Par Michèle Valmont
Il est rare de monter la trilogie de la Villégiature de Goldoni en un seul spectacle. La Comédie-Française relève le défi, dans son théâtre éphémère, fleurant bon le bois, édifié au milieu de la cour du Palais Royal.
La mise en scène d’Alain Françon est parfaite dans son rythme enlevé, pleine d’intelligence du texte et du contexte. La nouvelle traduction de Myriam Tanant rend les dialogues légers et rapides, le décor est sobre et ingénieux, les costumes ravissants. Les comédiens, au sommet de leur talent, à la diction magnifique (on ne perd pas un mot…ce qui n’est pas toujours le cas dans la salle Richelieu), semblent beaucoup s’amuser.
On assiste dans la première pièce, la Manie de la Villégiature, aux préparatifs fiévreux de deux familles de bourgeois désargentés, prêts aux sacrifices les plus sordides pour pouvoir comme chaque été quitter Livourne pour leur maison de campagne. D’un côté un frère et une sœur, de l’autre un père et sa fille, au milieu quelques parasites et amis, et surtout les domestiques, sur lesquels Goldoni porte un œil indulgent, alors qu’il charge les maîtres des pires travers : jalousie, avarice, vanité, sottise.
Deux histoires d’amour sous-tendent l’intrigue. Tout ceci est enlevé, drôle, traité sur un tempo allegro demandé par Goldoni.
La deuxième pièce, les Aventures de la Villégiature, se passe dans « La » villégiature. On retrouve les mêmes personnages, et quelques nouveaux arrivants, dont Sabina, incarnée par Danièle Lebrun, pétulante amoureuse défraîchie. On joue aux cartes en buvant du chocolat, on étale ses nouvelles toilettes (ah, les robes « mariage » !), on flirte dans les bosquets au son d’un violon –belle musique originale de Marie-Jeanne Séréno-, on aspire au mariage, sur un tempo andante, sous les yeux lucides des domestiques. Les sentiments se révèlent, prennent de la profondeur, les amoureux souffrent. Goldoni s’éloigne ici de la Commedia dell’arte pour rejoindre Molière et Marivaux. Giacinta, émouvante Georgia Scalliet, et Vittoria, délicieuse Anne Kessler, sont réellement éprises du même homme, l’austère Guglielmo, ambigü Guillaume Gallienne.

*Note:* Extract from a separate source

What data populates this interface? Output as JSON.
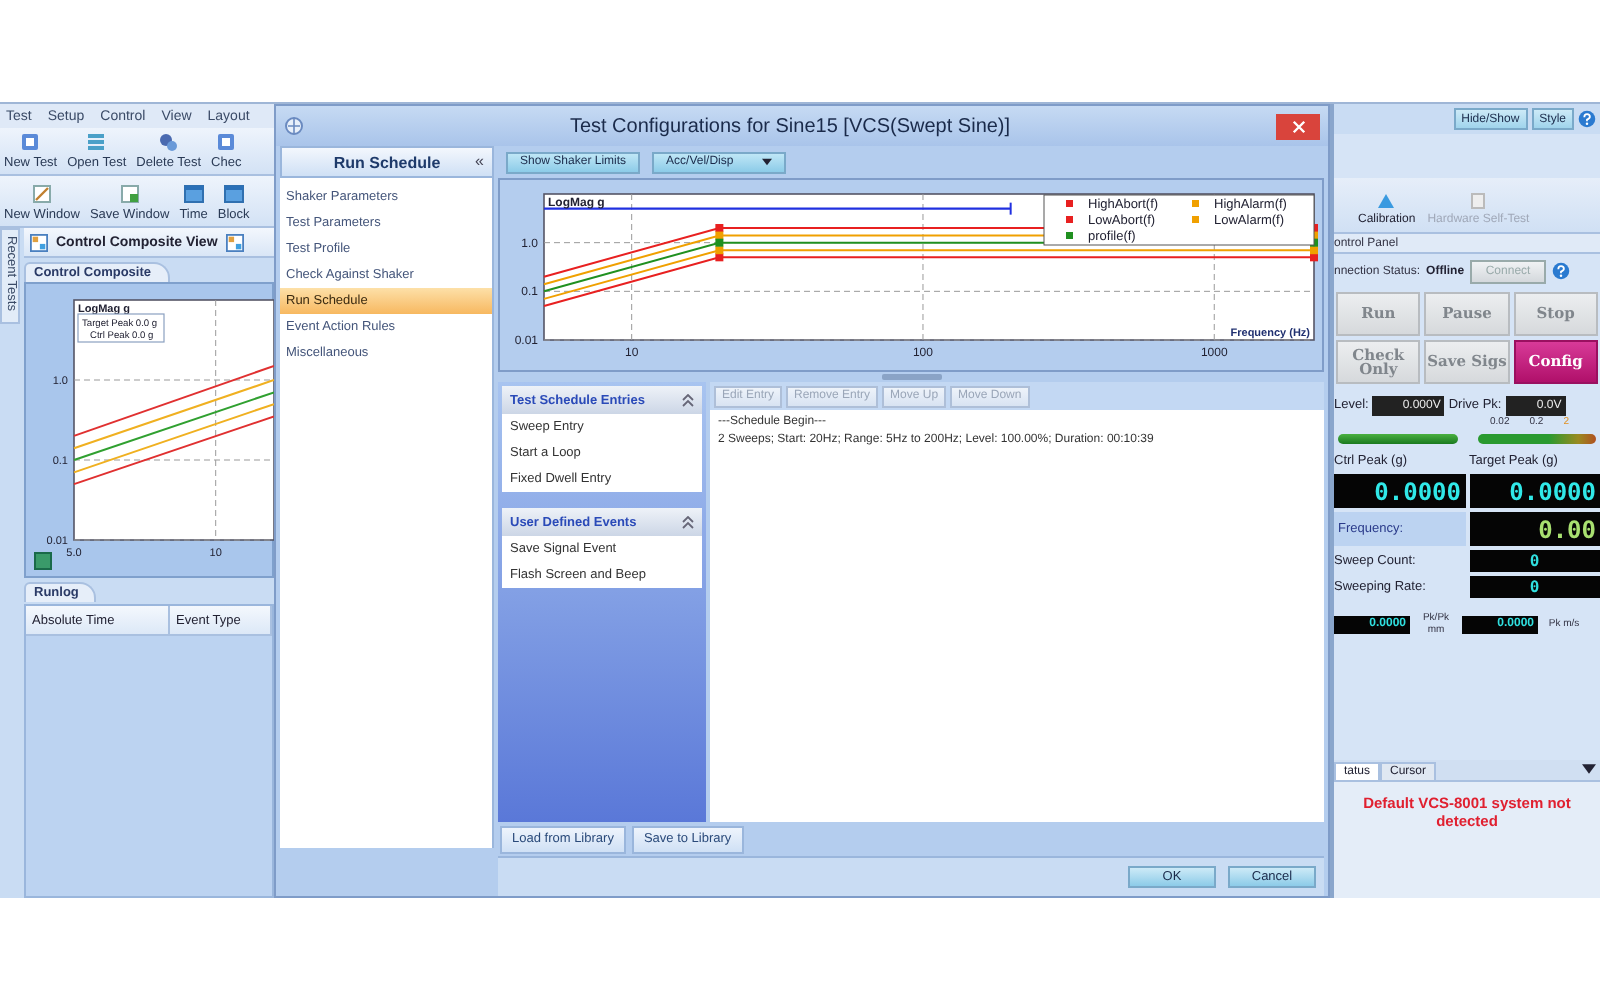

Le troisième volet, le Retour de la Villégiature, présente les personnages croulant sous les dettes, poursuivis par les huissiers : adagio sombre au début. Tout finira par s’arranger, au prix de sacrifices financiers et amoureux, au goût amer, finement exprimés par Giacinta, le personnage le plus attachant de la pièce.
Toute cette poudre aux yeux est véritablement éblouissante.